Trump’s charged relationship with Gold Star families — those who have
lost relatives in war — took another turn with the White House’s
disclosure on Wednesday that it had sent a check for $25,000 to the
family of Sgt. Dillon Baldridge, who was shot to death by an Afghan
police officer, along with two other American soldiers, in June.
Mr. Trump had promised the check to Sergeant Baldridge’s father, Chris, in a phone call a few weeks after his son’s death, according to The Washington Post. But the president did not send the money until the newspaper inquired about it on Wednesday.
“For
somebody to tell me they were going to give me something and then not
come through, it feels like kicking me when I’m down,” Mr. Baldridge
said Wednesday.
Some experts sympathized with the challenge Mr. Trump faced in placing condolence calls.
“It’s
always been difficult for presidents,” said Peter D. Feaver, an expert
in civilian-military relations at Duke University, “but in some ways,
it’s become more difficult as the number of casualties dwindled, so each
one can be individualized to a much greater extent.”
Other
calls Mr. Trump has made to families have been well received. The
president called Eddie Lee, the father of First Lt. Weston C. Lee, who
was killed in April by a roadside bomb in Iraq, and told him, “I bet he
never gave you a minute’s trouble as a child.”
“It’s true,” Mr. Lee said, chuckling, “he didn’t.”
“The
president was just so nice and caring, you could hear it in his voice,
you could tell what a caring family man he is,” said Mr. Lee, who
volunteered, “I voted for Trump and I’d vote for him again.”
But
the president’s call to Sergeant Johnson’s widow illustrated the
pitfalls to his improvisational approach, according to other experts.
Kori Schake, a research fellow at the Hoover Institution of Stanford
University who specializes in civilian-military relations, said the
account of Mr. Trump’s call suggested he did not follow the
“time-honored rituals” of such calls.
“My
guess is that he thought he was showing respect for the toughness and
patriotism of people who sacrifice for something bigger than themselves,
and just did it clumsily,” Ms. Schake said.

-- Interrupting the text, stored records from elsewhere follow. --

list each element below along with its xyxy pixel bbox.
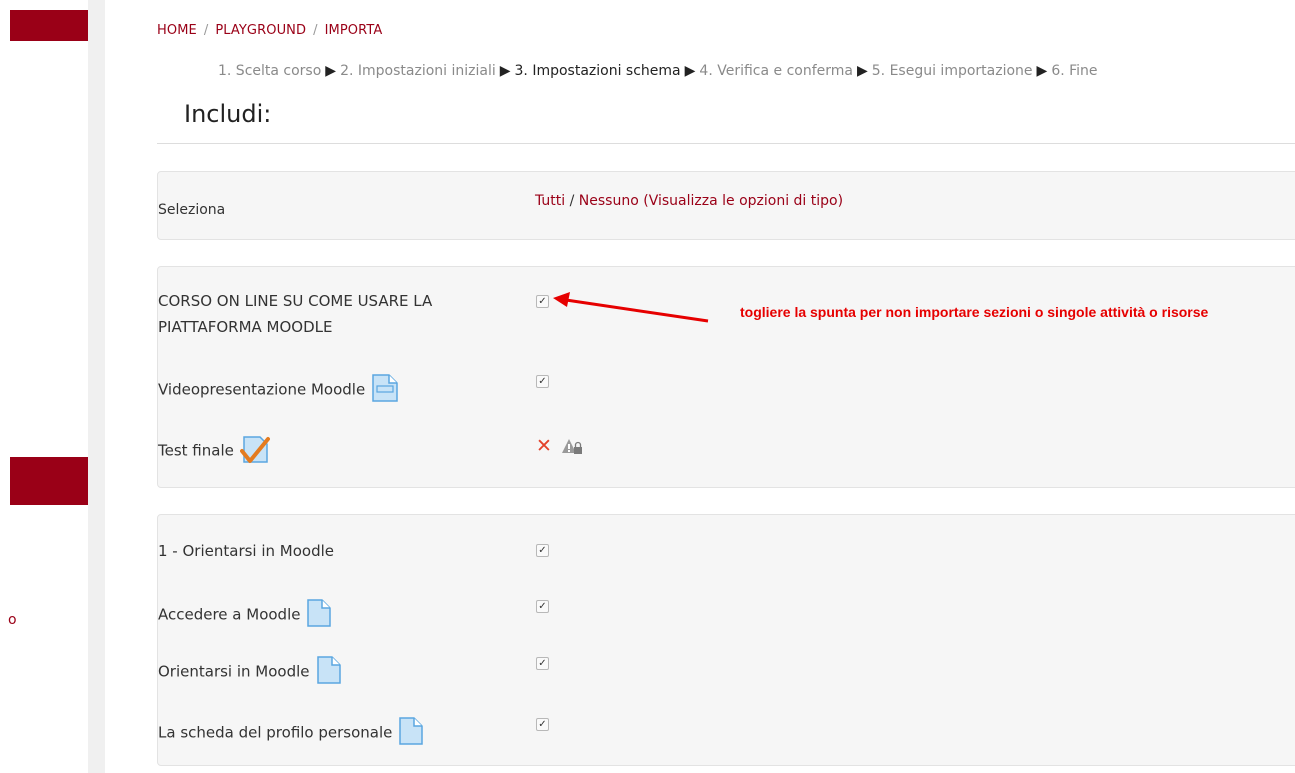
- heading-divider: [157, 143, 1295, 144]
- activity-label-text: Test finale: [158, 441, 234, 460]
- quiz-icon: [239, 433, 270, 469]
- activity-label-orientarsi: Orientarsi in Moodle: [158, 655, 342, 689]
- step-1: 1. Scelta corso: [218, 63, 322, 79]
- step-5: 5. Esegui importazione: [871, 63, 1033, 79]
- step-6: 6. Fine: [1051, 63, 1098, 79]
- section-0-checkbox[interactable]: ✓: [536, 295, 549, 308]
- file-icon: [306, 598, 332, 632]
- sidebar-text-fragment: o: [8, 612, 17, 628]
- annotation-text: togliere la spunta per non importare sez…: [740, 304, 1209, 320]
- import-steps: 1. Scelta corso ▶ 2. Impostazioni iniziali…: [218, 63, 1098, 79]
- page-title: Includi:: [184, 100, 272, 128]
- activity-label-text: Videopresentazione Moodle: [158, 380, 366, 399]
- section-0-title: CORSO ON LINE SU COME USARE LA PIATTAFOR…: [158, 292, 433, 336]
- show-type-options-link[interactable]: (Visualizza le opzioni di tipo): [643, 193, 843, 209]
- left-gutter: [0, 0, 88, 773]
- breadcrumb-playground[interactable]: PLAYGROUND: [215, 23, 306, 38]
- activity-label-test-finale: Test finale: [158, 433, 270, 469]
- activity-label-accedere: Accedere a Moodle: [158, 598, 332, 632]
- select-label: Seleziona: [158, 202, 226, 218]
- step-arrow: ▶: [684, 63, 696, 79]
- sidebar-block-top[interactable]: [10, 10, 88, 41]
- excluded-x-icon: ✕: [536, 435, 552, 457]
- page-gutter-band: [88, 0, 105, 773]
- step-3-current: 3. Impostazioni schema: [514, 63, 681, 79]
- breadcrumb-separator: /: [313, 23, 318, 38]
- breadcrumb-importa[interactable]: IMPORTA: [325, 23, 383, 38]
- activity-label-text: La scheda del profilo personale: [158, 723, 393, 742]
- warning-lock-icon: [562, 439, 582, 454]
- section-1-title: 1 - Orientarsi in Moodle: [158, 542, 335, 560]
- activity-label-text: Orientarsi in Moodle: [158, 662, 310, 681]
- section-1-checkbox[interactable]: ✓: [536, 544, 549, 557]
- activity-label-videopresentazione: Videopresentazione Moodle: [158, 373, 399, 407]
- annotation-arrow: [553, 292, 709, 323]
- page-icon: [371, 373, 399, 407]
- activity-checkbox-videopresentazione[interactable]: ✓: [536, 375, 549, 388]
- file-icon: [398, 716, 424, 750]
- select-none-link[interactable]: Nessuno: [579, 193, 639, 209]
- select-all-link[interactable]: Tutti: [535, 193, 565, 209]
- select-slash: /: [569, 193, 575, 209]
- breadcrumb-home[interactable]: HOME: [157, 23, 197, 38]
- activity-label-text: Accedere a Moodle: [158, 605, 301, 624]
- step-4: 4. Verifica e conferma: [699, 63, 853, 79]
- activity-label-scheda-profilo: La scheda del profilo personale: [158, 716, 424, 750]
- breadcrumb: HOME / PLAYGROUND / IMPORTA: [157, 23, 382, 38]
- file-icon: [316, 655, 342, 689]
- step-arrow: ▶: [856, 63, 868, 79]
- activity-checkbox-orientarsi[interactable]: ✓: [536, 657, 549, 670]
- sidebar-block-active[interactable]: [10, 457, 88, 505]
- select-links: Tutti / Nessuno (Visualizza le opzioni d…: [535, 193, 843, 209]
- step-arrow: ▶: [1036, 63, 1048, 79]
- activity-checkbox-accedere[interactable]: ✓: [536, 600, 549, 613]
- step-arrow: ▶: [325, 63, 337, 79]
- breadcrumb-separator: /: [203, 23, 209, 38]
- step-2: 2. Impostazioni iniziali: [340, 63, 496, 79]
- step-arrow: ▶: [499, 63, 511, 79]
- activity-checkbox-scheda-profilo[interactable]: ✓: [536, 718, 549, 731]
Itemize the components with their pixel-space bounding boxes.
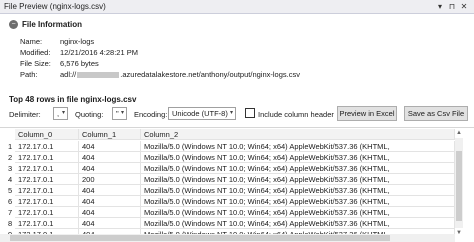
window-title: File Preview (nginx-logs.csv) [4, 2, 106, 11]
row-number: 2 [8, 153, 13, 162]
table-cell[interactable]: 172.17.0.1 [15, 196, 79, 207]
table-row[interactable]: 6 172.17.0.1 404 Mozilla/5.0 (Windows NT… [0, 196, 474, 207]
name-value: nginx-logs [60, 37, 95, 46]
data-grid[interactable]: Column_0 Column_1 Column_2 1 172.17.0.1 … [0, 127, 474, 242]
scroll-down-icon[interactable]: ▼ [455, 229, 463, 237]
table-cell[interactable]: Mozilla/5.0 (Windows NT 10.0; Win64; x64… [141, 141, 455, 152]
vertical-scrollbar[interactable] [455, 138, 463, 228]
table-cell[interactable]: Mozilla/5.0 (Windows NT 10.0; Win64; x64… [141, 174, 455, 185]
table-cell[interactable]: 172.17.0.1 [15, 163, 79, 174]
collapse-icon[interactable]: − [9, 20, 18, 29]
pin-icon[interactable]: ⊓ [446, 1, 458, 13]
table-cell[interactable]: 404 [79, 207, 141, 218]
table-cell[interactable]: 172.17.0.1 [15, 152, 79, 163]
preview-heading: Top 48 rows in file nginx-logs.csv [9, 95, 137, 104]
quoting-label: Quoting: [75, 110, 104, 119]
table-cell[interactable]: Mozilla/5.0 (Windows NT 10.0; Win64; x64… [141, 185, 455, 196]
quoting-select[interactable]: " ▾ [112, 107, 127, 120]
table-row[interactable]: 5 172.17.0.1 404 Mozilla/5.0 (Windows NT… [0, 185, 474, 196]
row-number: 5 [8, 186, 13, 195]
table-row[interactable]: 8 172.17.0.1 404 Mozilla/5.0 (Windows NT… [0, 218, 474, 229]
quoting-value: " [116, 109, 119, 118]
file-size-label: File Size: [20, 59, 51, 68]
table-row[interactable]: 4 172.17.0.1 200 Mozilla/5.0 (Windows NT… [0, 174, 474, 185]
file-information-header[interactable]: − File Information [9, 19, 82, 30]
table-row[interactable]: 7 172.17.0.1 404 Mozilla/5.0 (Windows NT… [0, 207, 474, 218]
table-cell[interactable]: Mozilla/5.0 (Windows NT 10.0; Win64; x64… [141, 196, 455, 207]
horizontal-scroll-thumb[interactable] [10, 235, 390, 241]
horizontal-scrollbar[interactable] [0, 234, 455, 242]
table-cell[interactable]: 172.17.0.1 [15, 218, 79, 229]
encoding-value: Unicode (UTF-8) [172, 109, 228, 118]
path-suffix: .azuredatalakestore.net/anthony/output/n… [120, 70, 300, 79]
table-row[interactable]: 1 172.17.0.1 404 Mozilla/5.0 (Windows NT… [0, 141, 474, 152]
table-cell[interactable]: 404 [79, 196, 141, 207]
table-cell[interactable]: Mozilla/5.0 (Windows NT 10.0; Win64; x64… [141, 218, 455, 229]
table-cell[interactable]: 404 [79, 218, 141, 229]
grid-header-row: Column_0 Column_1 Column_2 [0, 129, 474, 140]
encoding-label: Encoding: [134, 110, 168, 119]
row-number: 6 [8, 197, 13, 206]
vertical-scroll-thumb[interactable] [456, 151, 462, 221]
table-cell[interactable]: 172.17.0.1 [15, 141, 79, 152]
row-number: 4 [8, 175, 13, 184]
table-cell[interactable]: Mozilla/5.0 (Windows NT 10.0; Win64; x64… [141, 152, 455, 163]
table-cell[interactable]: Mozilla/5.0 (Windows NT 10.0; Win64; x64… [141, 207, 455, 218]
table-cell[interactable]: 172.17.0.1 [15, 185, 79, 196]
path-value: adl:// .azuredatalakestore.net/anthony/ou… [60, 70, 300, 79]
redacted-account-name [77, 72, 120, 79]
path-prefix: adl:// [60, 70, 77, 79]
chevron-down-icon: ▾ [120, 110, 124, 116]
modified-label: Modified: [20, 48, 51, 57]
table-cell[interactable]: 404 [79, 163, 141, 174]
chevron-down-icon: ▾ [61, 110, 65, 116]
delimiter-value: , [57, 109, 60, 118]
window-dropdown-icon[interactable]: ▾ [434, 1, 446, 13]
row-number: 8 [8, 219, 13, 228]
column-header[interactable]: Column_1 [79, 129, 141, 140]
encoding-select[interactable]: Unicode (UTF-8) ▾ [168, 107, 236, 120]
table-cell[interactable]: 172.17.0.1 [15, 174, 79, 185]
close-icon[interactable]: ✕ [458, 1, 470, 13]
column-header[interactable]: Column_2 [141, 129, 455, 140]
delimiter-select[interactable]: , ▾ [53, 107, 68, 120]
include-header-checkbox[interactable] [245, 108, 255, 118]
row-number: 1 [8, 142, 13, 151]
path-label: Path: [20, 70, 38, 79]
preview-in-excel-button[interactable]: Preview in Excel [337, 106, 397, 121]
table-cell[interactable]: 404 [79, 185, 141, 196]
delimiter-label: Delimiter: [9, 110, 41, 119]
table-cell[interactable]: 172.17.0.1 [15, 207, 79, 218]
table-cell[interactable]: 200 [79, 174, 141, 185]
modified-value: 12/21/2016 4:28:21 PM [60, 48, 138, 57]
table-row[interactable]: 2 172.17.0.1 404 Mozilla/5.0 (Windows NT… [0, 152, 474, 163]
save-as-csv-button[interactable]: Save as Csv File [404, 106, 468, 121]
table-cell[interactable]: 404 [79, 152, 141, 163]
table-cell[interactable]: 404 [79, 141, 141, 152]
window-title-bar: File Preview (nginx-logs.csv) ▾ ⊓ ✕ [0, 0, 474, 14]
row-number: 3 [8, 164, 13, 173]
row-number: 7 [8, 208, 13, 217]
table-row[interactable]: 3 172.17.0.1 404 Mozilla/5.0 (Windows NT… [0, 163, 474, 174]
scroll-up-icon[interactable]: ▲ [455, 129, 463, 137]
table-cell[interactable]: Mozilla/5.0 (Windows NT 10.0; Win64; x64… [141, 163, 455, 174]
include-header-label: Include column header [258, 110, 334, 119]
name-label: Name: [20, 37, 43, 46]
chevron-down-icon: ▾ [229, 110, 233, 116]
file-size-value: 6,576 bytes [60, 59, 99, 68]
column-header[interactable]: Column_0 [15, 129, 79, 140]
file-information-title: File Information [22, 20, 82, 29]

Correction: October 18, 2017
An earlier version of this article referred imprecisely to Sgt. La David T. Johnson. He was serving in Africa with an Army Special Forces unit; he was not a Green Beret.
An earlier version of this article referred imprecisely to Sgt. La David T. Johnson. He was serving in Africa with an Army Special Forces unit; he was not a Green Beret.